Actions and Reactions in Art and PoliticsFebruary 16, 2018
The seventh edition of the Seminario Fundación Cisneros, Disruptions: Dilemmas Regarding the Image in Contemporaneity, which will take place on March 16, 2018, will consider art’s links with politics. This art-political connection is important because it operates as a model for the construction of new subjectivities, and encourages the questioning of what Jacques Rancière called "the aesthetic and representative logic of art" (The Emancipated Spectator, 2008), as well as its forms of production and its influence on the perception of the spectator. The day’s presentations will put into critical discussion the position taken by images in relation to the temporalities of art and historical events. To clarify this complex network, we will focus specifically on the spaces for art and politics, distinguishing the areas where they may overlap (the political in art, politics for art, political art, art as public action, citizen political action).
Organized as a day-long conference, Disruptions also includes numerous interventions. In addition to the presentations, a series of programs have been organized in conjunction with the seminar: a workshop taking place on the three days leading up to the seminar; a screening of film and video works; and an architectural walking tour of Caracas. As an event, the seminar places importance on bringing together a diverse community and providing a safe space for open discussion; a space where the exchange of ideas and research are stimulated, frameworks and methods are provided, and imagination is inspired. In its own spatial-temporal way, this website is considered an extension of this space, where we will be publishing content created specifically for this platform.
In the interest of offering multiple perspectives on some of the case studies that will be presented during Disruptions, we have commissioned six texts from art historians, critics, researchers, and curators for publication on this website.
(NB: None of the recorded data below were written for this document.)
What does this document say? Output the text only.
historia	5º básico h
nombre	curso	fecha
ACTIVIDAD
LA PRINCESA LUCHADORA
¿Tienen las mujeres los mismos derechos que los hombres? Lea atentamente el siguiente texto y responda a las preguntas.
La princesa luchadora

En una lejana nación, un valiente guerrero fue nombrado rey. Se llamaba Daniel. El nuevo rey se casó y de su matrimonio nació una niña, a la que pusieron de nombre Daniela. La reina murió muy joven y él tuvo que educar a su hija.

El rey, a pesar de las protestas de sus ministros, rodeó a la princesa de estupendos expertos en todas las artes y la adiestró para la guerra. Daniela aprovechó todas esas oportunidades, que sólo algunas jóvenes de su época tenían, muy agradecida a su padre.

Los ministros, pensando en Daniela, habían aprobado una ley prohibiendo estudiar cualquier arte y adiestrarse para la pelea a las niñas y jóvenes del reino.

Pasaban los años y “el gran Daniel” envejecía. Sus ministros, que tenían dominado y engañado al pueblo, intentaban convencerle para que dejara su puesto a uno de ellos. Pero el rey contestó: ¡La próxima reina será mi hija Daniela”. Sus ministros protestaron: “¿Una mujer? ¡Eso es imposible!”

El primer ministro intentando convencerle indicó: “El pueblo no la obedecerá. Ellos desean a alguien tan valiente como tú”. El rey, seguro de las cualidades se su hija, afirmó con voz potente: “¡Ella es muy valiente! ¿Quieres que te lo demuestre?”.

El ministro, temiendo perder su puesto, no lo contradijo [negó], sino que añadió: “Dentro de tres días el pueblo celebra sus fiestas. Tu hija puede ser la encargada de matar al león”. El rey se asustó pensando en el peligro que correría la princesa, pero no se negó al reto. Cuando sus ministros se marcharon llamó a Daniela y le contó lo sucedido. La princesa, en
To be published consecutively in the weeks leading up to the seminar, these articles will address cases that illustrate direct relationships between art and politics, and the significance of the image in different contexts within contemporary art in Latin America.
Disruptions will cover three main points of development. The first part will focus on the use of images. To complement this theme, we are publishing an essay by María Virginia Jaua, who delves into her film 3_Eras, based on the literary work Las tres eras de la imagen by José Luis Brea, author and pioneer of the study of the image in its distinct manifestations and modes of circulation.
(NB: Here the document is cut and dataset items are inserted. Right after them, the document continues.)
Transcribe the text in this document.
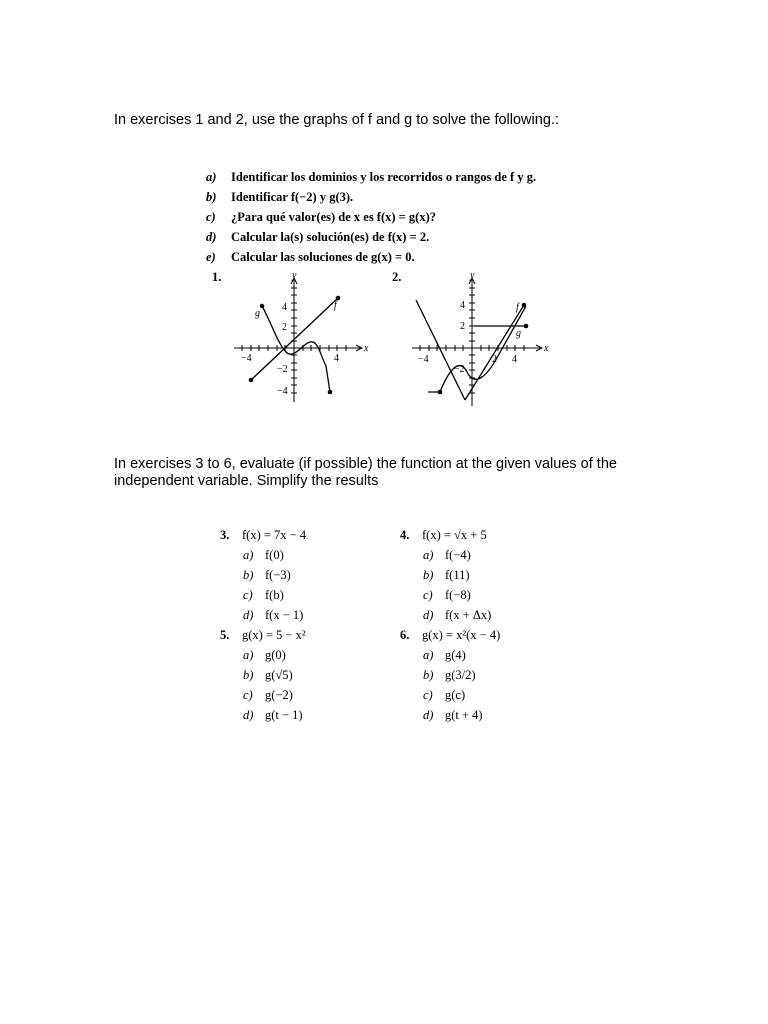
In exercises 1 and 2, use the graphs of f and g to solve the following.:
a) Identificar los dominios y los recorridos o rangos de f y g.
b) Identificar f(−2) y g(3).
c) ¿Para qué valor(es) de x es f(x) = g(x)?
d) Calcular la(s) solución(es) de f(x) = 2.
e) Calcular las soluciones de g(x) = 0.
1.	2.
4
2
−2
−4
−4	4
g
f
y
x
4
2
−2
−4	2 4
f
g
y
x
In exercises 3 to 6, evaluate (if possible) the function at the given values of the independent variable. Simplify the results
3. f(x) = 7x − 4
a) f(0)
b) f(−3)
c) f(b)
d) f(x − 1)
4. f(x) = √x + 5
a) f(−4)
b) f(11)
c) f(−8)
d) f(x + Δx)
5. g(x) = 5 − x²
a) g(0)
b) g(√5)
c) g(−2)
d) g(t − 1)
6. g(x) = x²(x − 4)
a) g(4)
b) g(3/2)
c) g(c)
d) g(t + 4)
The seminar also includes an action by the performing arts collective Los Peces del Guaire, which will complement the essay by researcher and critic Sandra Pinardi titled Notes on the Political Power of Performance. This essay presents the idea that, despite its ephemeral nature, performance possesses a unique emancipatory quality in public space that makes an event extra-ordinary or, what Pinardi calls, "de-evented".
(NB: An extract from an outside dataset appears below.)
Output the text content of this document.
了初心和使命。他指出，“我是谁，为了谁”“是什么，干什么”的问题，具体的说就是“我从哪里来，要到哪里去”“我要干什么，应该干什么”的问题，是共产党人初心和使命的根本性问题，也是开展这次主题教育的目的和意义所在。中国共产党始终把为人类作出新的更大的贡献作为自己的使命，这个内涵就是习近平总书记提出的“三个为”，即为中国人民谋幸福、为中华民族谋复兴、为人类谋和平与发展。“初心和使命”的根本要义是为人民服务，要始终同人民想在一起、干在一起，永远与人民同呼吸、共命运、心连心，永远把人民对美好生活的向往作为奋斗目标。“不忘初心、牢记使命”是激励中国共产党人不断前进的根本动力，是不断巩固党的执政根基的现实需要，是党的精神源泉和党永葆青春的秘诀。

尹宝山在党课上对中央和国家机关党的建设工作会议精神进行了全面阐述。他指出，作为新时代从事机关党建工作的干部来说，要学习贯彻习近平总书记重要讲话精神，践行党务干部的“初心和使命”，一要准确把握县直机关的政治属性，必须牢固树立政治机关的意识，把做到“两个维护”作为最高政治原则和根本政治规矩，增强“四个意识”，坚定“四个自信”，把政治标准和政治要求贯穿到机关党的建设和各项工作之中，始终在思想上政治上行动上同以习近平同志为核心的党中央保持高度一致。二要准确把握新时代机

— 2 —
The second part of Disruptions will present the theme of activism and social protest through experiences that have occurred in different places and have marked a significant moment. To address this theme, we have commissioned researcher Albeley Rodríguez to present an overview of the most recent art practices dealing with gender in Latin America.
A one-day seminar is not sufficient time to delve into the many case studies that shed light on the connections between art and politics. For this reason, these reflexive online contributions are important in highlighting situations that derive from problems that, although historical, are still reflected and debated today. For example, on such complex issues as diaspora, migration, and displacement, there seem to be no short-term solutions; the curator José Luis Barrios, in his text Art, Diasporas, and Globalization in Mexico: On the Limits of Instability, brings us closer to a social reality that is not alien to art, but rather, is derived from representative aesthetic conditions in the face of critical circumstances of violence or any other hegemonic power against the body and its displacement. In his text Art and Politics in Cuba in the New Milennium (A Brief Review), Félix Suazo approaches the critical dismantling of Cuban art in the twenty-first centruy, examining the contradictions of political power to show a reality that is closer to myth.
And finally, presenting a personal perspective from Brazil, the curator José Bernardo de Souza, in his text Unforeseen Outcomes For an Artificial Democracy or An Old Brazil for the 21st Century, delves into the reasons why artistic protests that position in the forefront and put into debate issues around sexual diversity provoked reactions of censorship, harsh criticism, and even the closing of exhibitions by conservative groups. De Souza considers pertinent the evaluation of the political motivations of economic and intellectual groups currently in power who presumably lead these actions. Additionally, De Souza examines the precedents of these events that are still widely discussed in the art and philosophy fields, as well as in public opinion.